In the gate area, waiting for our plane, I watched her eyes beneath the cheap rhinestone readers go over the words about the violinist in San Francisco.
“You can stop when you get to the cosmology part,” I said.
She finished and shut the book.
“That’s about you, isn’t it?” I asked.
“Yes,” she said, “who else?”
“It’s the only time he’s ever mentioned you in a book!”
She handed the book back to me. “He mentions everyone in his books.”
“Not you and me.”
“Is that what you want, Sandeep? To be a couple of paragraphs of an excuse for him to talk about what he wants to talk about?”
“I just don’t think I’ve done anything interesting enough for him to write about.”
“Self-pity isn’t productive,” she said.
I leaned back. “Well, we’re going through Birmingham.”
“I don’t mind spontaneity,” she said, “but don’t spring it on me.”
It was late afternoon by the time our Airbus glided out of the overcast and touched down in Birmingham.
We got a green minivan cab, and I gave the driver the address.
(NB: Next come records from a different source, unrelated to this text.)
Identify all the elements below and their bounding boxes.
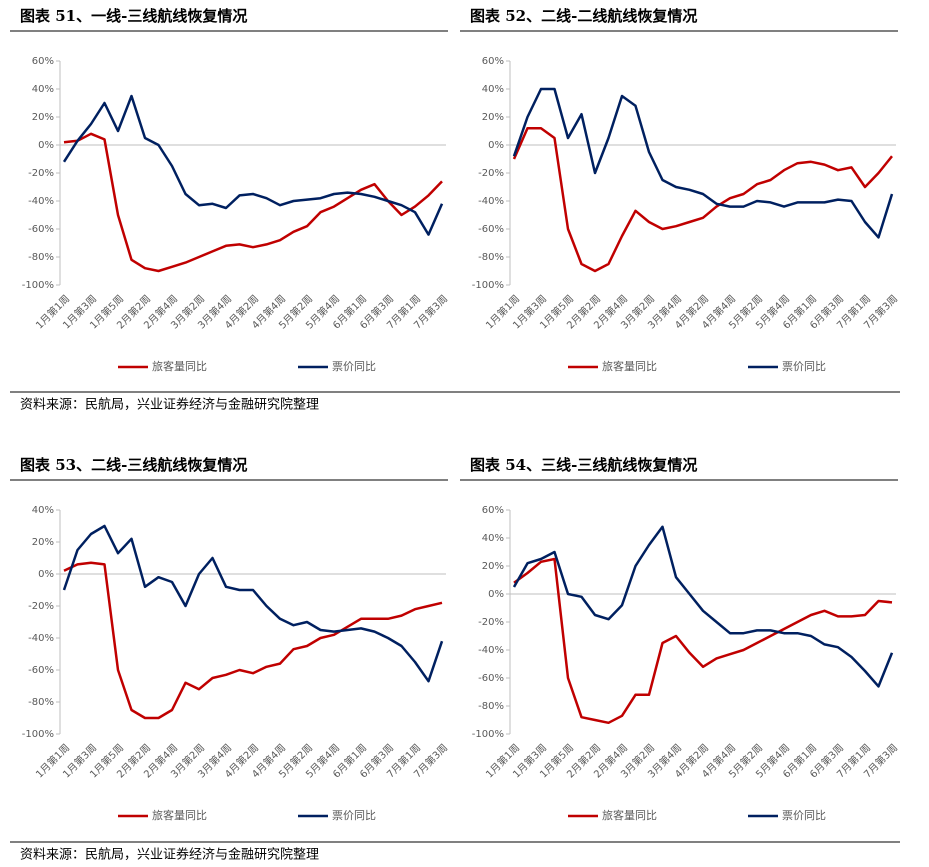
y-tick-label: 20% [32, 537, 54, 548]
y-tick-label: -100% [472, 729, 504, 740]
y-tick-label: -20% [28, 168, 54, 179]
y-tick-label: -40% [28, 633, 54, 644]
legend-label: 旅客量同比 [602, 359, 657, 373]
series-line [62, 524, 444, 683]
series-line [62, 94, 444, 236]
series-line [512, 87, 894, 239]
legend-label: 票价同比 [332, 809, 376, 822]
y-tick-label: 60% [482, 505, 504, 516]
source: 资料来源：民航局，兴业证券经济与金融研究院整理 [20, 397, 319, 413]
legend-label: 票价同比 [782, 360, 826, 373]
y-tick-label: -40% [28, 196, 54, 207]
y-tick-label: 20% [482, 112, 504, 123]
y-tick-label: -80% [28, 252, 54, 263]
y-tick-label: 60% [32, 56, 54, 67]
y-tick-label: 0% [488, 140, 504, 151]
y-tick-label: -60% [478, 224, 504, 235]
y-tick-label: 20% [482, 561, 504, 572]
series-line [512, 126, 893, 273]
y-tick-label: 0% [38, 140, 54, 151]
y-tick-label: -20% [28, 601, 54, 612]
legend-label: 旅客量同比 [152, 808, 207, 822]
legend-label: 旅客量同比 [602, 808, 657, 822]
y-tick-label: -80% [478, 252, 504, 263]
y-tick-label: 40% [32, 84, 54, 95]
y-tick-label: -60% [28, 665, 54, 676]
y-tick-label: 40% [482, 84, 504, 95]
y-tick-label: 60% [482, 56, 504, 67]
legend-label: 旅客量同比 [152, 359, 207, 373]
y-tick-label: -40% [478, 196, 504, 207]
y-tick-label: -40% [478, 645, 504, 656]
series-line [63, 561, 443, 720]
y-tick-label: 40% [32, 505, 54, 516]
y-tick-label: 20% [32, 112, 54, 123]
y-tick-label: -20% [478, 617, 504, 628]
legend-label: 票价同比 [782, 809, 826, 822]
series-line [512, 525, 894, 688]
chart-title: 图表 51、一线-三线航线恢复情况 [20, 7, 247, 25]
y-tick-label: -60% [478, 673, 504, 684]
y-tick-label: -60% [28, 224, 54, 235]
y-tick-label: 0% [488, 589, 504, 600]
y-tick-label: 40% [482, 533, 504, 544]
y-tick-label: -20% [478, 168, 504, 179]
y-tick-label: -100% [22, 280, 54, 291]
legend-label: 票价同比 [332, 360, 376, 373]
y-tick-label: -100% [22, 729, 54, 740]
source: 资料来源：民航局，兴业证券经济与金融研究院整理 [20, 847, 319, 863]
chart-title: 图表 52、二线-二线航线恢复情况 [470, 7, 697, 25]
series-line [513, 557, 893, 725]
y-tick-label: 0% [38, 569, 54, 580]
y-tick-label: -80% [478, 701, 504, 712]
series-line [63, 132, 443, 273]
y-tick-label: -80% [28, 697, 54, 708]
chart-title: 图表 54、三线-三线航线恢复情况 [470, 456, 697, 474]
chart-title: 图表 53、二线-三线航线恢复情况 [20, 456, 247, 474]
y-tick-label: -100% [472, 280, 504, 291]
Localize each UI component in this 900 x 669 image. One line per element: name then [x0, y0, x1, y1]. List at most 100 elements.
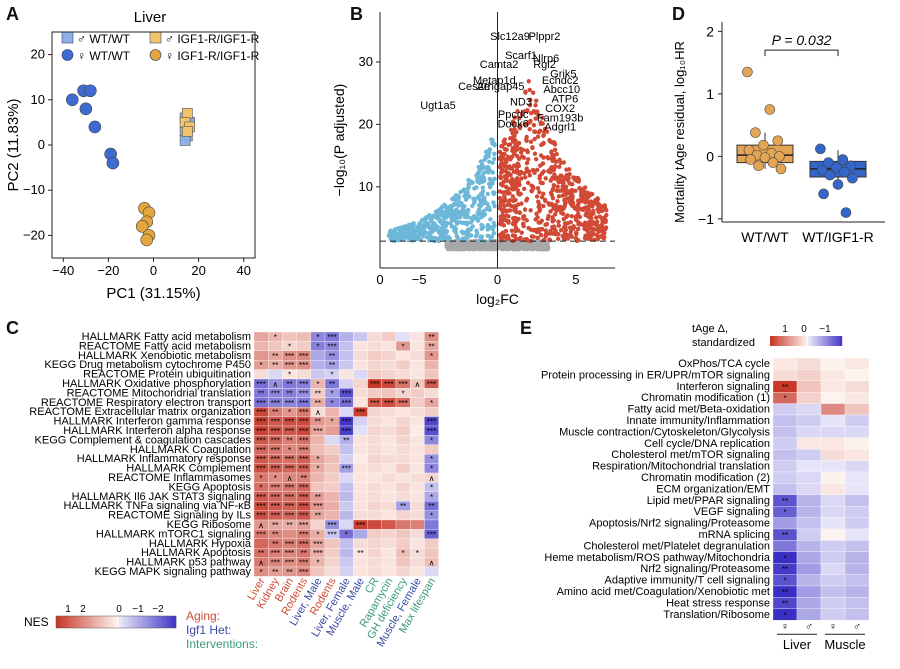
volcano-point-down [401, 234, 407, 239]
nes-cell [424, 538, 439, 549]
nes-cell [381, 491, 397, 502]
nes-cell-mark: * [288, 446, 291, 455]
nes-cell-mark: *** [427, 380, 436, 389]
nes-cell-mark: ** [286, 436, 292, 445]
volcano-point-down [439, 231, 444, 237]
nes-cell [367, 360, 382, 370]
tage-cell-mark: ** [782, 565, 788, 574]
nes-row-label: HALLMARK p53 pathway [126, 557, 251, 569]
tage-colorbar-cell [777, 336, 780, 346]
nes-cell [310, 435, 326, 445]
volcano-point-up [592, 200, 597, 206]
tage-cell-mark: * [783, 611, 786, 620]
pca-y-label: PC2 (11.83%) [5, 98, 22, 191]
nes-cell-mark: * [402, 389, 405, 398]
volcano-point-down [491, 156, 497, 162]
volcano-point-up [512, 151, 517, 157]
nes-cell [410, 331, 425, 342]
nes-cell-mark: *** [256, 446, 265, 455]
nes-cell-mark: *** [256, 502, 265, 511]
volcano-point-down [480, 185, 485, 190]
volcano-gene-label: Metap1d [473, 75, 516, 87]
volcano-point-up [587, 193, 592, 198]
volcano-point-up [516, 163, 522, 169]
nes-row-label: KEGG Drug metabolism cytochrome P450 [44, 359, 251, 371]
nes-colorbar-tick: 0 [116, 604, 122, 615]
tage-row-label: Heat stress response [666, 597, 770, 609]
nes-cell-mark: ** [315, 399, 321, 408]
nes-cell-mark: * [331, 399, 334, 408]
nes-cell-mark: *** [370, 399, 379, 408]
volcano-point-up [512, 233, 518, 239]
nes-cell [410, 491, 425, 502]
nes-cell [353, 538, 368, 549]
volcano-point-up [515, 180, 521, 185]
volcano-point-up [570, 200, 576, 206]
volcano-point-up [560, 193, 565, 198]
volcano-point-up [538, 120, 544, 125]
nes-cell-mark: ** [258, 389, 264, 398]
pca-legend: ♂ WT/WT ♂ IGF1-R/IGF1-R ♀ WT/WT ♀ IGF1-R/IG… [61, 31, 260, 63]
nes-cell-mark: *** [299, 446, 308, 455]
volcano-y-label: −log₁₀(P adjusted) [331, 84, 347, 197]
volcano-point-down [474, 228, 479, 233]
nes-cell [367, 463, 382, 474]
nes-cell [395, 416, 411, 427]
nes-cell [410, 360, 425, 370]
volcano-point-up [562, 175, 567, 180]
volcano-point-up [512, 127, 517, 132]
volcano-y-tick-label: 10 [359, 179, 373, 194]
tage-colorbar-cell [784, 336, 787, 346]
tage-cell [796, 528, 822, 541]
pca-point-circle [135, 220, 149, 233]
nes-cell-mark: ** [272, 568, 278, 577]
nes-cell [410, 510, 425, 521]
volcano-point-down [464, 220, 469, 225]
volcano-point-up [517, 210, 522, 215]
nes-cell [367, 510, 382, 521]
nes-cell [367, 454, 382, 464]
tage-cell [844, 540, 870, 552]
tage-colorbar-cell [798, 336, 802, 346]
nes-cell [353, 435, 368, 445]
nes-colorbar-cell [143, 616, 147, 628]
nes-colorbar-cell [83, 616, 87, 628]
nes-cell [410, 529, 425, 539]
tage-legend-title: standardized [692, 337, 755, 349]
volcano-point-up [524, 160, 530, 166]
nes-cell [353, 425, 368, 436]
nes-cell [410, 388, 425, 398]
volcano-point-up [578, 189, 584, 195]
volcano-point-up [552, 147, 558, 153]
tage-colorbar-cell [825, 336, 828, 346]
tage-cell [796, 574, 822, 587]
volcano-point-down [482, 199, 488, 204]
nes-cell-mark: ** [301, 474, 307, 483]
nes-cell-mark: *** [299, 559, 308, 568]
volcano-point-down [455, 235, 460, 240]
nes-cell [410, 472, 425, 483]
volcano-point-down [473, 233, 479, 239]
tage-legend-title: tAge Δ, [692, 323, 728, 335]
nes-colorbar-cell [164, 616, 168, 628]
nes-cell [381, 416, 397, 427]
nes-cell [353, 566, 368, 577]
nes-colorbar-cell [107, 616, 111, 628]
volcano-point-up [534, 211, 539, 217]
nes-cell-mark: *** [256, 512, 265, 521]
tage-cell [772, 517, 798, 530]
nes-cell-mark: *** [313, 540, 322, 549]
tage-column-sex: ♀ [781, 621, 789, 633]
volcano-point-down [434, 216, 440, 221]
tage-cell [844, 460, 870, 473]
nes-cell-mark: *** [299, 352, 308, 361]
nes-cell [395, 425, 411, 436]
volcano-point-up [504, 236, 510, 242]
nes-row-label: REACTOME Inflammasomes [108, 472, 251, 484]
volcano-point-up [545, 154, 550, 160]
nes-cell-mark: *** [285, 455, 294, 464]
tage-cell-mark: * [783, 508, 786, 517]
volcano-point-down [413, 234, 418, 239]
volcano-point-up [568, 220, 573, 225]
volcano-point-up [509, 176, 515, 182]
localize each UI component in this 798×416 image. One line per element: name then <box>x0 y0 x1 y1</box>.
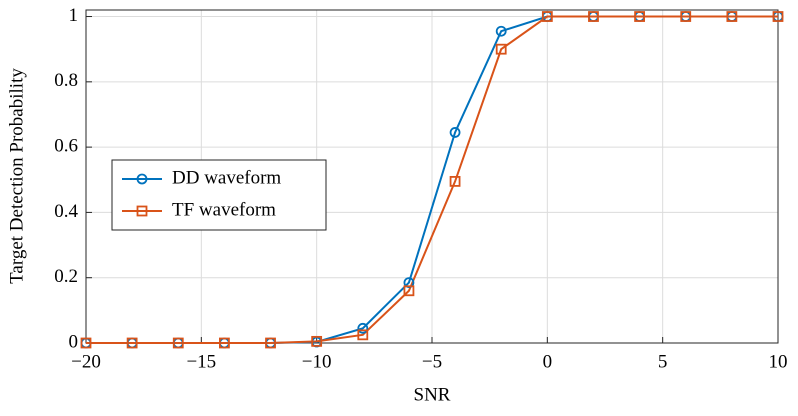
x-tick-label: −5 <box>422 351 442 372</box>
x-tick-label: −10 <box>302 351 332 372</box>
legend-label: DD waveform <box>172 167 281 188</box>
x-tick-label: 5 <box>658 351 668 372</box>
marker <box>172 337 184 349</box>
marker <box>449 127 461 138</box>
x-tick-label: 0 <box>543 351 553 372</box>
marker <box>126 337 138 349</box>
y-tick-label: 1 <box>69 5 79 26</box>
y-tick-label: 0 <box>69 331 79 352</box>
y-axis-label: Target Detection Probability <box>6 68 27 284</box>
y-tick-label: 0.6 <box>54 135 78 156</box>
y-tick-label: 0.4 <box>54 201 78 222</box>
legend-label: TF waveform <box>172 199 276 220</box>
marker <box>772 11 784 22</box>
marker <box>449 175 461 187</box>
data-line <box>86 15 778 344</box>
marker <box>588 11 599 22</box>
marker <box>634 11 645 22</box>
marker <box>311 335 323 347</box>
marker <box>403 285 415 297</box>
y-tick-label: 0.2 <box>54 266 78 287</box>
marker <box>136 173 148 185</box>
x-axis-label: SNR <box>414 384 451 405</box>
marker <box>495 25 507 37</box>
legend-box <box>111 159 327 231</box>
x-tick-label: 10 <box>769 351 788 372</box>
x-tick-label: −20 <box>71 351 101 372</box>
marker <box>541 11 553 22</box>
marker <box>495 43 507 55</box>
marker <box>218 337 230 349</box>
marker <box>80 337 92 349</box>
y-tick-label: 0.8 <box>54 70 78 91</box>
marker <box>357 322 369 334</box>
plot-frame <box>85 9 779 344</box>
marker <box>680 11 692 22</box>
marker <box>357 329 369 341</box>
marker <box>265 337 276 349</box>
marker <box>726 11 738 22</box>
x-tick-label: −15 <box>186 351 216 372</box>
marker <box>136 205 148 217</box>
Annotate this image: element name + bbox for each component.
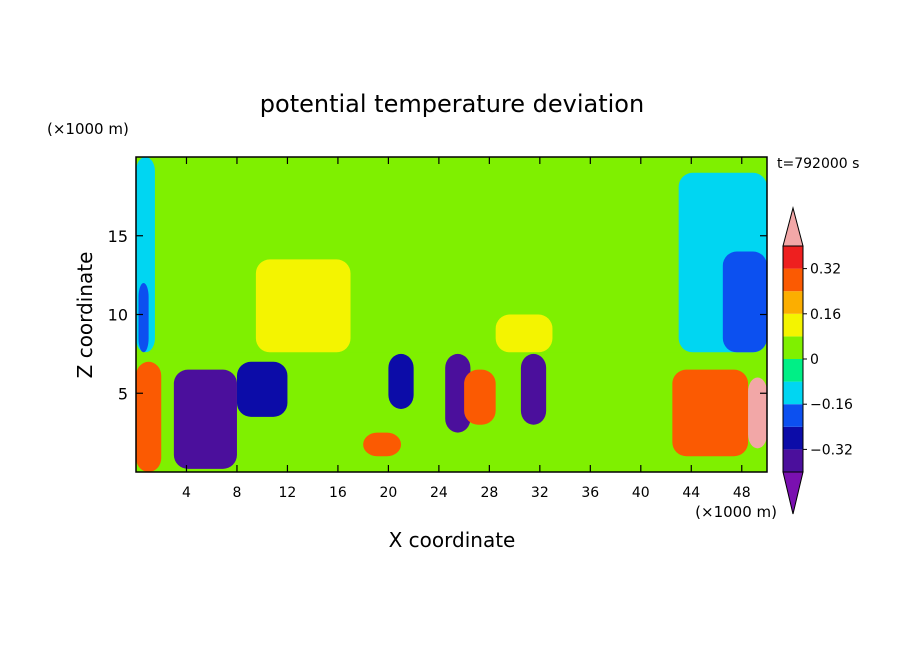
time-label: t=792000 s — [777, 156, 859, 172]
x-tick-label: 28 — [480, 485, 498, 501]
x-tick-label: 44 — [682, 485, 700, 501]
field-region — [495, 314, 553, 353]
x-axis-unit: (×1000 m) — [695, 503, 777, 521]
field-region — [388, 353, 414, 409]
field-region — [136, 361, 162, 472]
y-axis-ticks: 5 10 15 — [108, 227, 767, 403]
field-region — [363, 432, 402, 457]
colorbar-segment — [783, 404, 803, 427]
colorbar-tick-label: −0.32 — [810, 442, 853, 458]
colorbar-segment — [783, 246, 803, 269]
field-region — [464, 369, 496, 425]
field-region — [748, 377, 767, 449]
colorbar-segment — [783, 336, 803, 359]
field-layer — [136, 157, 767, 472]
field-region — [173, 369, 237, 469]
field-region — [672, 369, 749, 457]
x-tick-label: 36 — [581, 485, 599, 501]
colorbar-segment — [783, 426, 803, 450]
field-region — [445, 353, 471, 433]
field-region — [136, 157, 767, 353]
x-tick-label: 32 — [531, 485, 549, 501]
colorbar-segment — [783, 291, 803, 314]
x-axis-ticks: 4 8 12 16 20 24 28 32 36 40 44 48 — [182, 157, 751, 501]
x-tick-label: 8 — [232, 485, 241, 501]
colorbar-segment — [783, 313, 803, 337]
colorbar-segment — [783, 359, 803, 382]
x-axis-label: X coordinate — [389, 528, 516, 552]
field-region — [138, 283, 149, 353]
x-tick-label: 24 — [430, 485, 448, 501]
x-tick-label: 40 — [632, 485, 650, 501]
colorbar-tick-label: −0.16 — [810, 397, 853, 413]
x-tick-label: 12 — [279, 485, 297, 501]
colorbar-tick-label: 0.16 — [810, 307, 841, 323]
y-axis-unit: (×1000 m) — [47, 120, 129, 138]
colorbar: 0.32 0.16 0 −0.16 −0.32 — [782, 206, 853, 515]
field-region — [520, 353, 547, 425]
y-axis-label: Z coordinate — [73, 252, 97, 379]
contour-plot-area — [136, 157, 767, 472]
field-region — [722, 251, 767, 353]
colorbar-tick-label: 0.32 — [810, 262, 841, 278]
colorbar-segment — [783, 449, 803, 472]
y-tick-label: 10 — [108, 306, 128, 325]
chart-title: potential temperature deviation — [260, 90, 644, 118]
colorbar-bottom-extension — [782, 471, 804, 515]
colorbar-top-extension — [782, 206, 804, 247]
colorbar-segment — [783, 268, 803, 292]
x-tick-label: 16 — [329, 485, 347, 501]
y-tick-label: 5 — [118, 384, 128, 403]
colorbar-segment — [783, 381, 803, 405]
field-region — [255, 259, 351, 353]
field-region — [236, 361, 288, 417]
y-tick-label: 15 — [108, 227, 128, 246]
x-tick-label: 4 — [182, 485, 191, 501]
x-tick-label: 20 — [379, 485, 397, 501]
colorbar-tick-label: 0 — [810, 352, 819, 368]
x-tick-label: 48 — [733, 485, 751, 501]
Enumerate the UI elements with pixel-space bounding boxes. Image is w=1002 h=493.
I asked him if he’d heard of the Warehouse of Mishandled Luggage. He’d simply replied, “No,” and put the address into his GPS and sighed because he saw the fare would barely earn him over his minimum.
“What is it?” Elizabeth asked.
“Just somewhere I wanted to go.”
He drove us through the same indistinct buildings and warehouses you’ll find at the southern end of any airport. The driver turned off the main boulevard and went down a narrow street, then across a small bridge, and I had this sinking feeling that there wouldn’t be any kind of store here, not even a pawn shop.
Big drops of rain spotted the windshield, and the wipers smeared the pollen. A simple green utility sign beside the road announced WAREHOUSE 122-A and had an arrow pointing to the next street.
A single piece of hard-cased Samsonite luggage was wrapped to an oak tree with yellow crime-scene tape. A single word, LUGGAGE, had been spray-painted on a board against the fence.